Re: Fw: Back to Serfs and Royalty?

From: Mike Lorrey (mlorrey@datamann.com)
Date: Sat Sep 01 2001 - 14:49:09 MDT


Charlie Stross wrote:
>
> On Sat, Sep 01, 2001 at 10:43:48AM -0700, J. R. Molloy wrote:
> >
> > From: Spike Jones
> > > Is there a problem? spike
> >
> > If there is a problem, it's concentrated more in government (the PC ruling
> > class) than in private industry (the working class). Most overpaid bosses are
> > in government, starting with the US president, who is paid millions and is
> > responsible for no identifiable product.
>
> Are you sure of that?
>
> If I remember correctly, the office of POTUS comes with a pathetic
> salary -- something like $140,000 a year.

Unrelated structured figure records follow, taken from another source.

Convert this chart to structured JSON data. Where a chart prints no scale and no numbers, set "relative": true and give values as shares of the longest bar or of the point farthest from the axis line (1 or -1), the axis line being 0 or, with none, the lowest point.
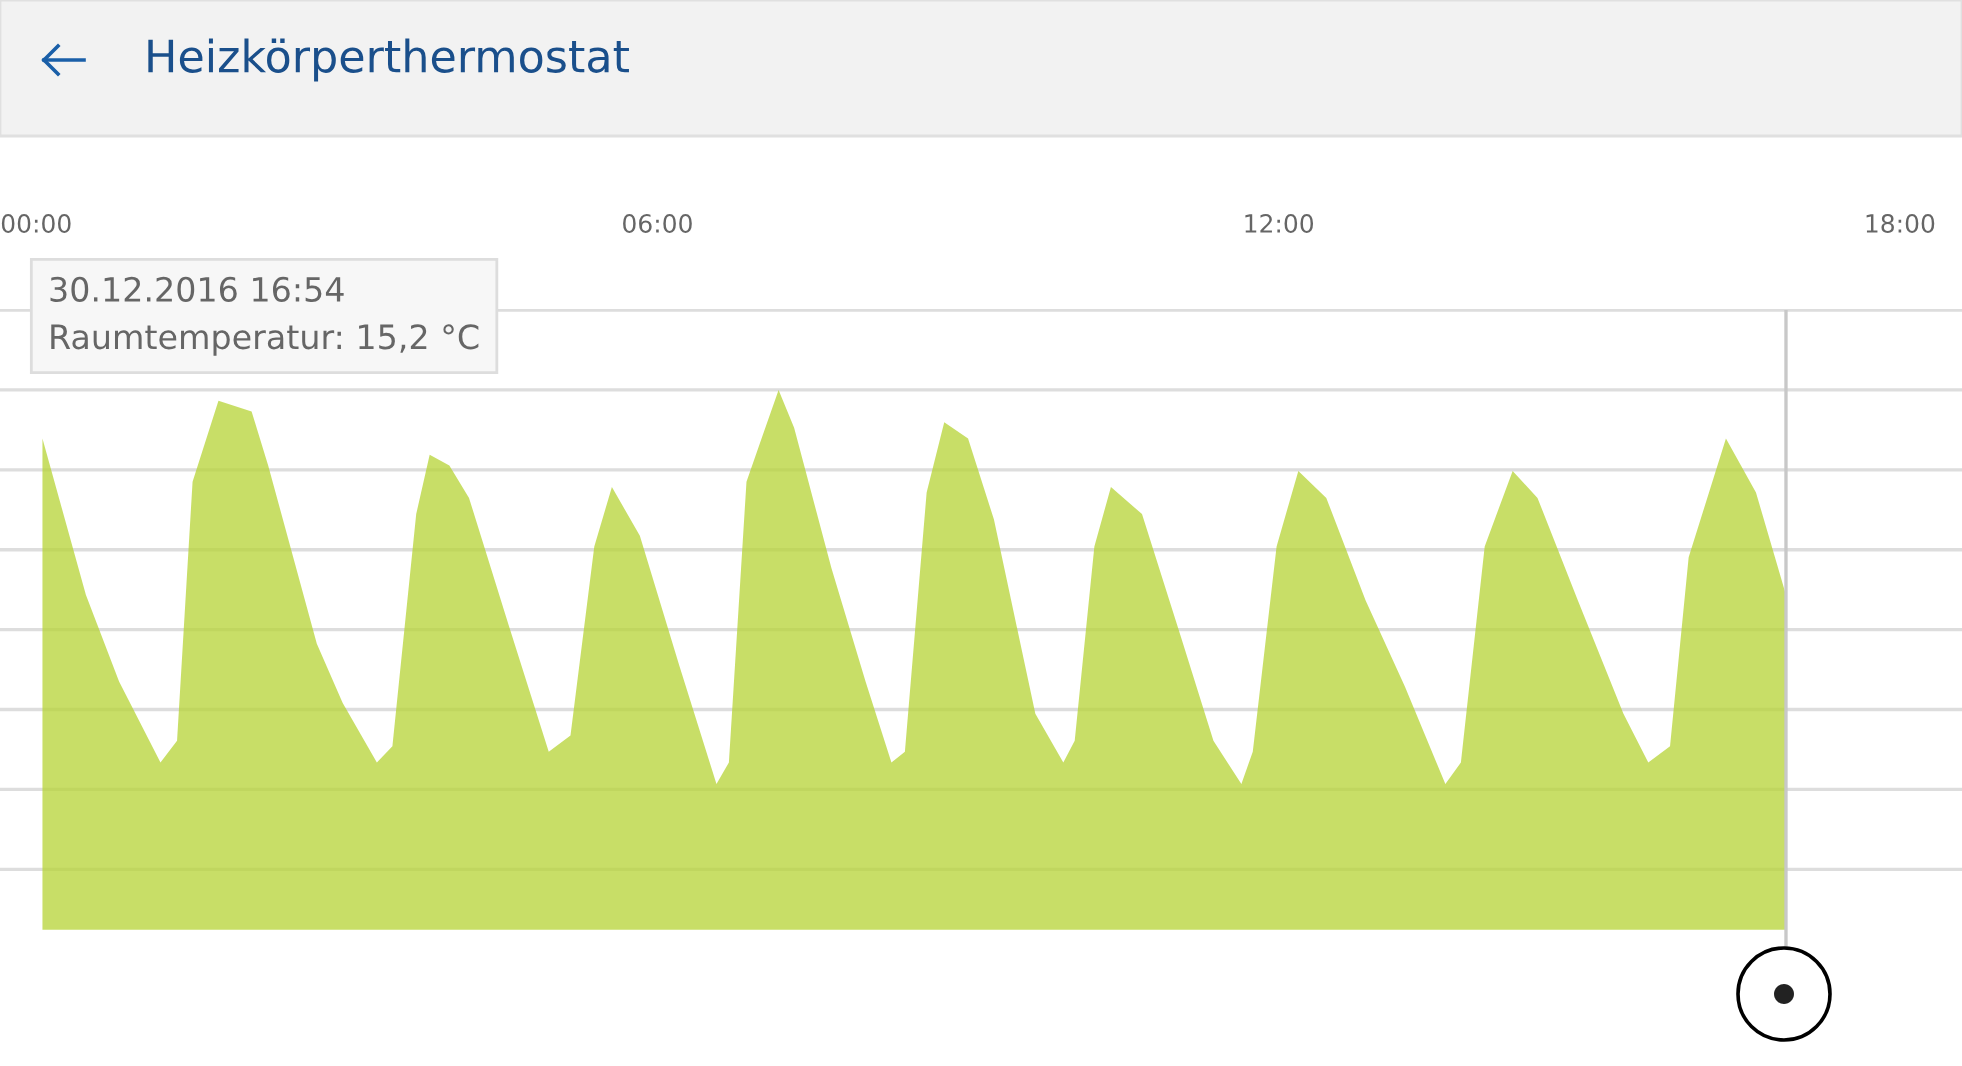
{
  "chart_data": {
    "type": "area",
    "title": "Heizkörperthermostat",
    "relative": true,
    "x": [
      0.06,
      0.48,
      0.8,
      1.2,
      1.36,
      1.51,
      1.76,
      2.08,
      2.24,
      2.71,
      2.96,
      3.29,
      3.44,
      3.67,
      3.8,
      3.99,
      4.18,
      4.57,
      4.95,
      5.16,
      5.39,
      5.56,
      5.83,
      6.21,
      6.57,
      6.69,
      6.86,
      7.17,
      7.32,
      7.68,
      8.01,
      8.26,
      8.39,
      8.6,
      8.77,
      9.0,
      9.25,
      9.65,
      9.92,
      10.03,
      10.22,
      10.38,
      10.68,
      11.06,
      11.37,
      11.64,
      11.75,
      11.98,
      12.19,
      12.46,
      12.84,
      13.22,
      13.61,
      13.76,
      13.99,
      14.26,
      14.5,
      14.89,
      15.33,
      15.57,
      15.78,
      15.96,
      16.32,
      16.61,
      16.9
    ],
    "series": [
      {
        "color": "#b5d334",
        "values": [
          0.91,
          0.62,
          0.46,
          0.31,
          0.35,
          0.83,
          0.98,
          0.96,
          0.86,
          0.53,
          0.42,
          0.31,
          0.34,
          0.77,
          0.88,
          0.86,
          0.8,
          0.56,
          0.33,
          0.36,
          0.71,
          0.82,
          0.73,
          0.49,
          0.27,
          0.31,
          0.83,
          1,
          0.93,
          0.67,
          0.46,
          0.31,
          0.33,
          0.81,
          0.94,
          0.91,
          0.76,
          0.4,
          0.31,
          0.35,
          0.71,
          0.82,
          0.77,
          0.54,
          0.35,
          0.27,
          0.33,
          0.71,
          0.85,
          0.8,
          0.61,
          0.45,
          0.27,
          0.31,
          0.71,
          0.85,
          0.8,
          0.61,
          0.4,
          0.31,
          0.34,
          0.69,
          0.91,
          0.81,
          0.62
        ]
      }
    ],
    "xlim": [
      -0.35,
      18.6
    ],
    "xticks": [
      {
        "value": 0,
        "label": "00:00"
      },
      {
        "value": 6,
        "label": "06:00"
      },
      {
        "value": 12,
        "label": "12:00"
      },
      {
        "value": 18,
        "label": "18:00"
      }
    ],
    "grid": "y",
    "ref_lines": [
      {
        "axis": "x",
        "value": 16.9,
        "color": "#c8c8c8"
      }
    ],
    "annotations": [
      "30.12.2016 16:54",
      "Raumtemperatur: 15,2 °C"
    ]
  }
}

In comparison, the Prime
> Minister of GB&NI takes home about GBP 140,000; this is the _average_
> salary for the CTO of a tech company in the UK, where most tech
> companies are relatively small and their executives are paid less
> than their US equivalents. In many other countries the British PM
> would be considered badly paid.
>
> There was an incident in 1999 when Bill Clinton nearly had to declare
> personal bankruptcy; why do you think he's treading the lecture circuit
> so eagerly?

He was doing it long before that. Before he was out of office, his wife
had landed an $8.5 million book deal, and he had several million in the
bank already from 'fundraising' for not only his legal funds which
runneth over and above expenses, but for his presidential
library/pimp-pad as well as for his 'foundation' whose primary
beneficiary is WJC hisself. On top of that he landed most recently a $10
million book deal. All the while, the taxpayer is paying for his offices
in New York.

>
> As a general rule of thumb, government salaries are a pittance compared
> to their private enterprise equivalents. This gives rise to a problem;
> governments can't get (and retain) highly competent staff in a competitive
> market, and those they do retain have an incentive to line their own
> pockets. The only people who _really_ make money out of government are
> the contractors ...

Depends on whether you are creative or not with your 'fundraising'. Note
that the McCain Feingold Campaign Finance Reform Act would make it
entirely legal for private citizens, groups, and corporations to donate
unlimited funds for senators, presidents, and congressmen to pay for the
operating expenses of their regular offices (just not their campaigns),
whereas today they are all limited in staff by law and funding by public
expenditures. Can you say legalized bribery?